# Reunion Update



## jock (Dec 4, 2001)

Sorry to be a pill but I wonder if some one could update me on the proposed reunion this year. The original thread is 14 pages long and I've tried but I can't pin point the post where a concensus was reached.
Is there a reunion?
If so, where and when?
Do attendees plan their own accommodations?

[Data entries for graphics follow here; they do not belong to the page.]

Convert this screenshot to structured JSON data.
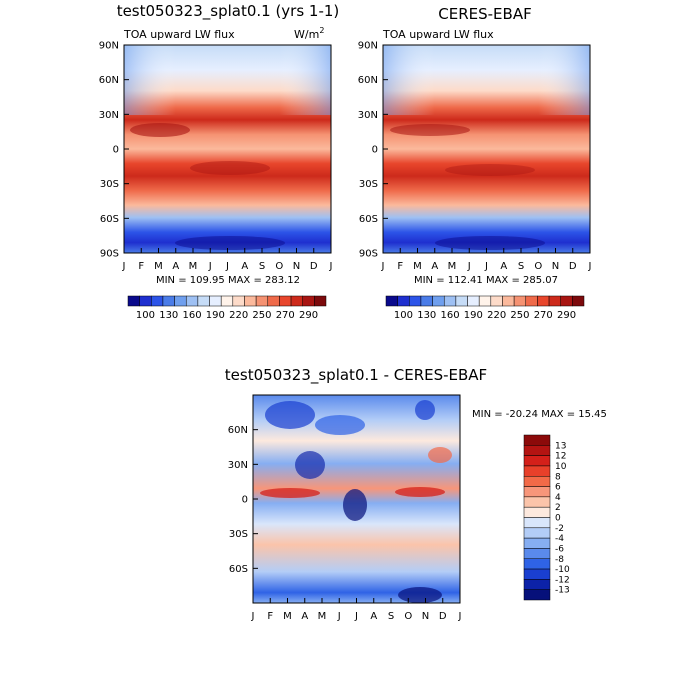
{
  "chart_data": [
    {
      "type": "heatmap",
      "title": "test050323_splat0.1 (yrs 1-1)",
      "subtitle_left": "TOA upward LW flux",
      "units": "W/m",
      "units_superscript": "2",
      "x_ticks": [
        "J",
        "F",
        "M",
        "A",
        "M",
        "J",
        "J",
        "A",
        "S",
        "O",
        "N",
        "D",
        "J"
      ],
      "y_ticks": [
        "90N",
        "60N",
        "30N",
        "0",
        "30S",
        "60S",
        "90S"
      ],
      "ylim": [
        -90,
        90
      ],
      "min_max_text": "MIN = 109.95  MAX = 283.12",
      "min": 109.95,
      "max": 283.12,
      "colorbar_labels": [
        "100",
        "130",
        "160",
        "190",
        "220",
        "250",
        "270",
        "290"
      ],
      "colorbar_colors": [
        "#0a0a8c",
        "#1e2fcf",
        "#2c54e8",
        "#4a7ce8",
        "#6f9fee",
        "#9ec0f3",
        "#c6dcf7",
        "#e6efff",
        "#fff3ea",
        "#fddbc9",
        "#fbb99c",
        "#f59272",
        "#ef6a4a",
        "#e8462c",
        "#cd2a1b",
        "#a81512",
        "#7c0a0c"
      ],
      "description_bands": "zonal mean TOA upward LW flux vs month and latitude"
    },
    {
      "type": "heatmap",
      "title": "CERES-EBAF",
      "subtitle_left": "TOA upward LW flux",
      "x_ticks": [
        "J",
        "F",
        "M",
        "A",
        "M",
        "J",
        "J",
        "A",
        "S",
        "O",
        "N",
        "D",
        "J"
      ],
      "y_ticks": [
        "90N",
        "60N",
        "30N",
        "0",
        "30S",
        "60S",
        "90S"
      ],
      "ylim": [
        -90,
        90
      ],
      "min_max_text": "MIN = 112.41  MAX = 285.07",
      "min": 112.41,
      "max": 285.07,
      "colorbar_labels": [
        "100",
        "130",
        "160",
        "190",
        "220",
        "250",
        "270",
        "290"
      ]
    },
    {
      "type": "heatmap",
      "title": "test050323_splat0.1 - CERES-EBAF",
      "x_ticks": [
        "J",
        "F",
        "M",
        "A",
        "M",
        "J",
        "J",
        "A",
        "S",
        "O",
        "N",
        "D",
        "J"
      ],
      "y_ticks": [
        "60N",
        "30N",
        "0",
        "30S",
        "60S"
      ],
      "ylim": [
        -90,
        90
      ],
      "min_max_text": "MIN = -20.24  MAX =  15.45",
      "min": -20.24,
      "max": 15.45,
      "colorbar_labels": [
        "13",
        "12",
        "10",
        "8",
        "6",
        "4",
        "2",
        "0",
        "-2",
        "-4",
        "-6",
        "-8",
        "-10",
        "-12",
        "-13"
      ],
      "colorbar_colors": [
        "#8c0a0a",
        "#b41412",
        "#d4201a",
        "#e8402a",
        "#f26a48",
        "#f7967a",
        "#fbc4aa",
        "#fde9de",
        "#d9e6fb",
        "#b3cdf7",
        "#86aef2",
        "#5a8aec",
        "#2f63e6",
        "#1a3fd0",
        "#0c22a8",
        "#06107a"
      ]
    }
  ]
}
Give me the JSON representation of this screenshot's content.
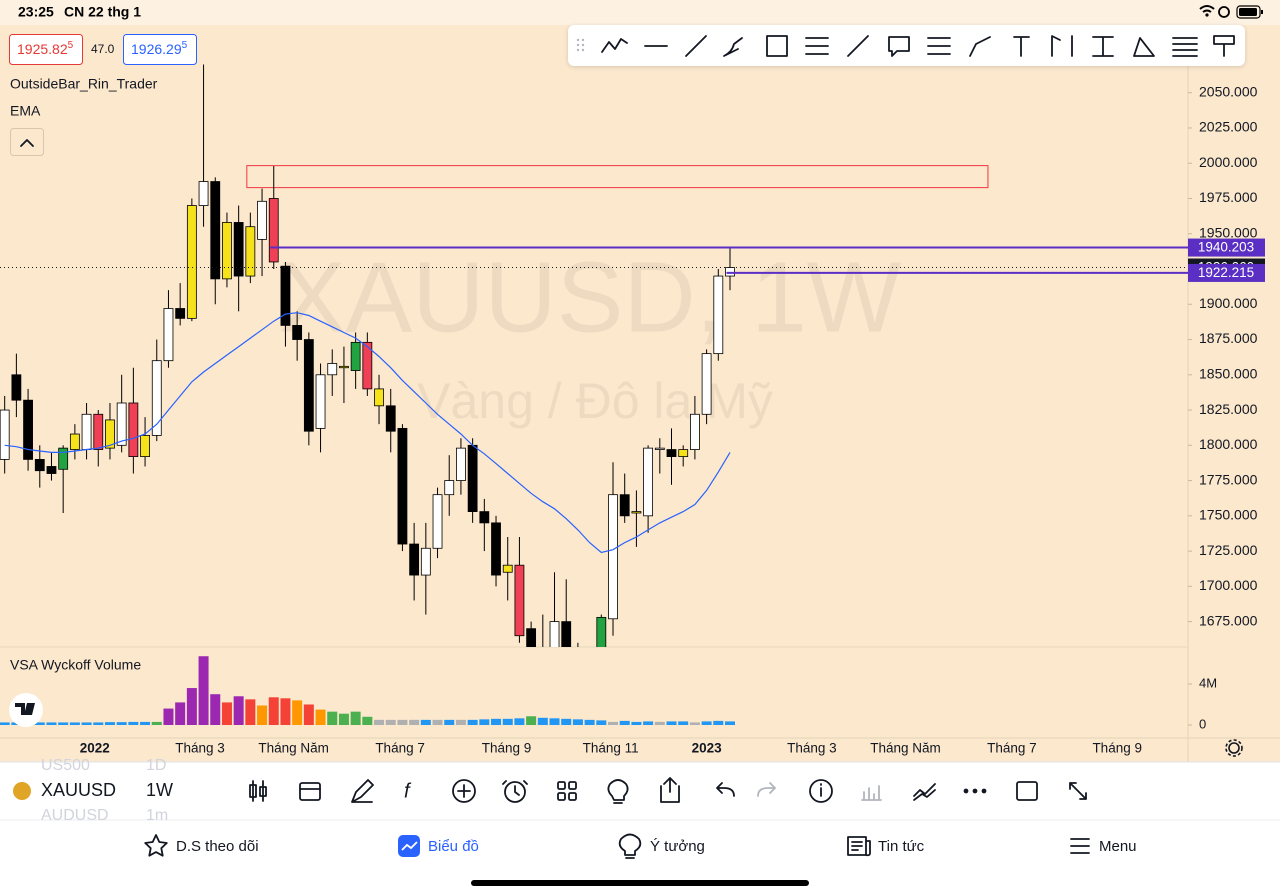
{
  "status_bar": {
    "time": "23:25",
    "date": "CN 22 thg 1"
  },
  "header": {
    "bid": {
      "price": "1925.82",
      "pip": "5"
    },
    "spread": "47.0",
    "ask": {
      "price": "1926.29",
      "pip": "5"
    }
  },
  "indicators": [
    "OutsideBar_Rin_Trader"
  ],
  "chart_data": [
    {
      "type": "candlestick",
      "title": "XAUUSD, 1W",
      "subtitle": "Vàng / Đô la Mỹ",
      "open": [
        1790,
        1850,
        1832,
        1790,
        1785,
        1783,
        1797,
        1797,
        1822,
        1798,
        1800,
        1830,
        1792,
        1807,
        1860,
        1897,
        1890,
        1970,
        1987,
        1918,
        1958,
        1920,
        1946,
        1975,
        1927,
        1885,
        1875,
        1812,
        1850,
        1855,
        1853,
        1873,
        1840,
        1828,
        1812,
        1730,
        1708,
        1727,
        1765,
        1775,
        1800,
        1753,
        1745,
        1710,
        1715,
        1670,
        1647,
        1645,
        1675,
        1648,
        1645,
        1655,
        1677,
        1765,
        1752,
        1750,
        1797,
        1797,
        1792,
        1797,
        1822,
        1865,
        1920
      ],
      "high": [
        1835,
        1865,
        1840,
        1800,
        1795,
        1800,
        1815,
        1830,
        1825,
        1830,
        1850,
        1855,
        1820,
        1875,
        1910,
        1915,
        1975,
        2070,
        1990,
        1965,
        1970,
        1965,
        1982,
        1998,
        1930,
        1895,
        1880,
        1858,
        1868,
        1870,
        1880,
        1880,
        1850,
        1840,
        1815,
        1745,
        1745,
        1770,
        1793,
        1805,
        1805,
        1762,
        1750,
        1735,
        1735,
        1675,
        1680,
        1710,
        1705,
        1660,
        1655,
        1680,
        1788,
        1780,
        1768,
        1800,
        1805,
        1812,
        1800,
        1835,
        1868,
        1925,
        1940
      ],
      "low": [
        1780,
        1820,
        1782,
        1770,
        1775,
        1752,
        1790,
        1790,
        1785,
        1790,
        1795,
        1780,
        1785,
        1803,
        1855,
        1885,
        1888,
        1955,
        1900,
        1912,
        1895,
        1915,
        1920,
        1925,
        1870,
        1860,
        1800,
        1795,
        1835,
        1830,
        1840,
        1835,
        1815,
        1795,
        1725,
        1690,
        1680,
        1720,
        1750,
        1765,
        1745,
        1725,
        1700,
        1690,
        1660,
        1640,
        1640,
        1630,
        1640,
        1625,
        1620,
        1650,
        1665,
        1745,
        1728,
        1738,
        1780,
        1772,
        1785,
        1790,
        1815,
        1860,
        1910
      ],
      "close": [
        1825,
        1832,
        1790,
        1782,
        1780,
        1798,
        1808,
        1822,
        1797,
        1818,
        1830,
        1792,
        1807,
        1860,
        1897,
        1890,
        1970,
        1987,
        1918,
        1958,
        1920,
        1955,
        1973,
        1930,
        1885,
        1875,
        1810,
        1850,
        1858,
        1856,
        1873,
        1840,
        1828,
        1810,
        1730,
        1708,
        1727,
        1765,
        1775,
        1798,
        1753,
        1745,
        1708,
        1715,
        1665,
        1645,
        1650,
        1675,
        1645,
        1645,
        1640,
        1678,
        1765,
        1750,
        1753,
        1798,
        1798,
        1792,
        1797,
        1822,
        1865,
        1920,
        1926
      ],
      "colors": [
        "#ffffff",
        "#000000",
        "#000000",
        "#000000",
        "#000000",
        "#21a341",
        "#f5e21b",
        "#ffffff",
        "#ef4056",
        "#f5e21b",
        "#ffffff",
        "#ef4056",
        "#f5e21b",
        "#ffffff",
        "#ffffff",
        "#000000",
        "#f5e21b",
        "#ffffff",
        "#000000",
        "#f5e21b",
        "#000000",
        "#f5e21b",
        "#ffffff",
        "#ef4056",
        "#000000",
        "#000000",
        "#000000",
        "#ffffff",
        "#ffffff",
        "#f5e21b",
        "#21a341",
        "#ef4056",
        "#f5e21b",
        "#000000",
        "#000000",
        "#000000",
        "#ffffff",
        "#ffffff",
        "#ffffff",
        "#ffffff",
        "#000000",
        "#000000",
        "#000000",
        "#f5e21b",
        "#ef4056",
        "#000000",
        "#ffffff",
        "#ffffff",
        "#000000",
        "#000000",
        "#000000",
        "#21a341",
        "#ffffff",
        "#000000",
        "#f5e21b",
        "#ffffff",
        "#ffffff",
        "#000000",
        "#f5e21b",
        "#ffffff",
        "#ffffff",
        "#ffffff",
        "#ffffff"
      ],
      "ema": {
        "name": "EMA",
        "color": "#2962ff",
        "values": [
          1800,
          1799,
          1797,
          1796,
          1795,
          1795,
          1796,
          1797,
          1798,
          1800,
          1803,
          1805,
          1808,
          1815,
          1825,
          1835,
          1845,
          1852,
          1858,
          1864,
          1870,
          1876,
          1882,
          1888,
          1893,
          1894,
          1892,
          1888,
          1884,
          1880,
          1876,
          1870,
          1863,
          1855,
          1846,
          1838,
          1830,
          1822,
          1815,
          1808,
          1800,
          1794,
          1787,
          1780,
          1773,
          1766,
          1760,
          1755,
          1748,
          1740,
          1731,
          1724,
          1726,
          1731,
          1735,
          1740,
          1745,
          1749,
          1753,
          1758,
          1768,
          1781,
          1795
        ]
      },
      "zone": {
        "x": [
          20.7,
          84.05
        ],
        "y": [
          1982.7,
          1998.3
        ],
        "color": "#f23645"
      },
      "price_lines": [
        {
          "value": 1940.203,
          "label": "1940.203",
          "start": 22.7,
          "color": "#5b2fc4",
          "style": "solid"
        },
        {
          "value": 1926.06,
          "label": "1926.060",
          "start": -0.4,
          "color": "#131722",
          "style": "dotted"
        },
        {
          "value": 1922.215,
          "label": "1922.215",
          "start": 61.7,
          "color": "#5b2fc4",
          "style": "solid"
        }
      ],
      "xlim": [
        -0.4,
        101.15
      ],
      "ylim": [
        1657,
        2098
      ],
      "xticks": [
        {
          "value": 7.7,
          "label": "2022"
        },
        {
          "value": 16.7,
          "label": "Tháng 3"
        },
        {
          "value": 24.7,
          "label": "Tháng Năm"
        },
        {
          "value": 33.8,
          "label": "Tháng 7"
        },
        {
          "value": 42.9,
          "label": "Tháng 9"
        },
        {
          "value": 51.8,
          "label": "Tháng 11"
        },
        {
          "value": 60,
          "label": "2023"
        },
        {
          "value": 69,
          "label": "Tháng 3"
        },
        {
          "value": 77,
          "label": "Tháng Năm"
        },
        {
          "value": 86.1,
          "label": "Tháng 7"
        },
        {
          "value": 95.1,
          "label": "Tháng 9"
        }
      ],
      "yticks": [
        {
          "value": 1675,
          "label": "1675.000"
        },
        {
          "value": 1700,
          "label": "1700.000"
        },
        {
          "value": 1725,
          "label": "1725.000"
        },
        {
          "value": 1750,
          "label": "1750.000"
        },
        {
          "value": 1775,
          "label": "1775.000"
        },
        {
          "value": 1800,
          "label": "1800.000"
        },
        {
          "value": 1825,
          "label": "1825.000"
        },
        {
          "value": 1850,
          "label": "1850.000"
        },
        {
          "value": 1875,
          "label": "1875.000"
        },
        {
          "value": 1900,
          "label": "1900.000"
        },
        {
          "value": 1950,
          "label": "1950.000"
        },
        {
          "value": 1975,
          "label": "1975.000"
        },
        {
          "value": 2000,
          "label": "2000.000"
        },
        {
          "value": 2025,
          "label": "2025.000"
        },
        {
          "value": 2050,
          "label": "2050.000"
        }
      ]
    },
    {
      "type": "bar",
      "title": "VSA Wyckoff Volume",
      "values": [
        250000,
        250000,
        250000,
        250000,
        250000,
        250000,
        250000,
        250000,
        250000,
        280000,
        280000,
        300000,
        300000,
        300000,
        1600000,
        2200000,
        3600000,
        6700000,
        3000000,
        2200000,
        2800000,
        2500000,
        1900000,
        2700000,
        2600000,
        2400000,
        2000000,
        1500000,
        1300000,
        1100000,
        1300000,
        800000,
        500000,
        500000,
        500000,
        500000,
        500000,
        500000,
        500000,
        500000,
        500000,
        550000,
        600000,
        600000,
        650000,
        850000,
        700000,
        650000,
        600000,
        550000,
        500000,
        450000,
        300000,
        400000,
        300000,
        350000,
        300000,
        350000,
        350000,
        250000,
        350000,
        400000,
        350000
      ],
      "colors": [
        "#2196f3",
        "#2196f3",
        "#2196f3",
        "#2196f3",
        "#2196f3",
        "#2196f3",
        "#2196f3",
        "#2196f3",
        "#2196f3",
        "#2196f3",
        "#2196f3",
        "#2196f3",
        "#2196f3",
        "#4caf50",
        "#9c27b0",
        "#9c27b0",
        "#9c27b0",
        "#9c27b0",
        "#9c27b0",
        "#f44336",
        "#9c27b0",
        "#f44336",
        "#ff9800",
        "#f44336",
        "#f44336",
        "#ff9800",
        "#f44336",
        "#ff9800",
        "#4caf50",
        "#4caf50",
        "#4caf50",
        "#4caf50",
        "#b0b0b0",
        "#b0b0b0",
        "#b0b0b0",
        "#b0b0b0",
        "#2196f3",
        "#b0b0b0",
        "#2196f3",
        "#b0b0b0",
        "#2196f3",
        "#2196f3",
        "#2196f3",
        "#2196f3",
        "#2196f3",
        "#4caf50",
        "#2196f3",
        "#2196f3",
        "#2196f3",
        "#2196f3",
        "#2196f3",
        "#2196f3",
        "#b0b0b0",
        "#2196f3",
        "#2196f3",
        "#2196f3",
        "#b0b0b0",
        "#2196f3",
        "#2196f3",
        "#b0b0b0",
        "#2196f3",
        "#2196f3",
        "#2196f3"
      ],
      "ylim": [
        0,
        7600000
      ],
      "yticks": [
        0,
        {
          "value": 4000000,
          "label": "4M"
        }
      ]
    }
  ],
  "toolbar": {
    "symbol": "XAUUSD",
    "interval": "1W",
    "ghost_above": [
      "US500",
      "1D"
    ],
    "ghost_below": [
      "AUDUSD",
      "1m"
    ]
  },
  "nav": [
    "D.S theo dõi",
    "Biểu đồ",
    "Ý tưởng",
    "Tin tức",
    "Menu"
  ]
}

I would dearly love to come and bring my wife if that's OK. (Or is this a secret society where non "foodies" are prohibited?   )

Jock


----------



## isa (Apr 4, 2000)

Good question Jock. Who's coming to Montreal? And when?


----------



## chrose (Nov 20, 2000)

Well we couldn't get enough people to field the team so we had to pull out of the Hockey tournament, but we will hopefully take a vacation this summer and hit Connecticut and who knows from there.....:bounce:


----------



## kimmie (Mar 13, 2001)

Click here for information

and here


----------



## momoreg (Mar 4, 2000)

I'm not sure if I can make it...
I just started a new job as a cake designer, and told them I'd be back in June, just a couple of weeks after the babe is born. I guess we'll see; it's still a few months away...


----------



## jock (Dec 4, 2001)

Thanks a bunch Kimmie, I was begining to despair. I didn't see a date other than June. I'll need to know to schedule time off work.  

Jock


----------



## nicko (Oct 5, 2001)

I will be chatting with Kimmie later this week or early next week and we will post information on ChefTalk about the reunion.


----------



## mezzaluna (Aug 29, 2000)

Kimmie, can you forgive me? We will almost surely be in Italy at the end of June and early July, and so I must send my profound regrets. Your luscious tourtiere will have to wait for now! But Montreal and Quebec City are very much on the travel agenda for the next major trip.


----------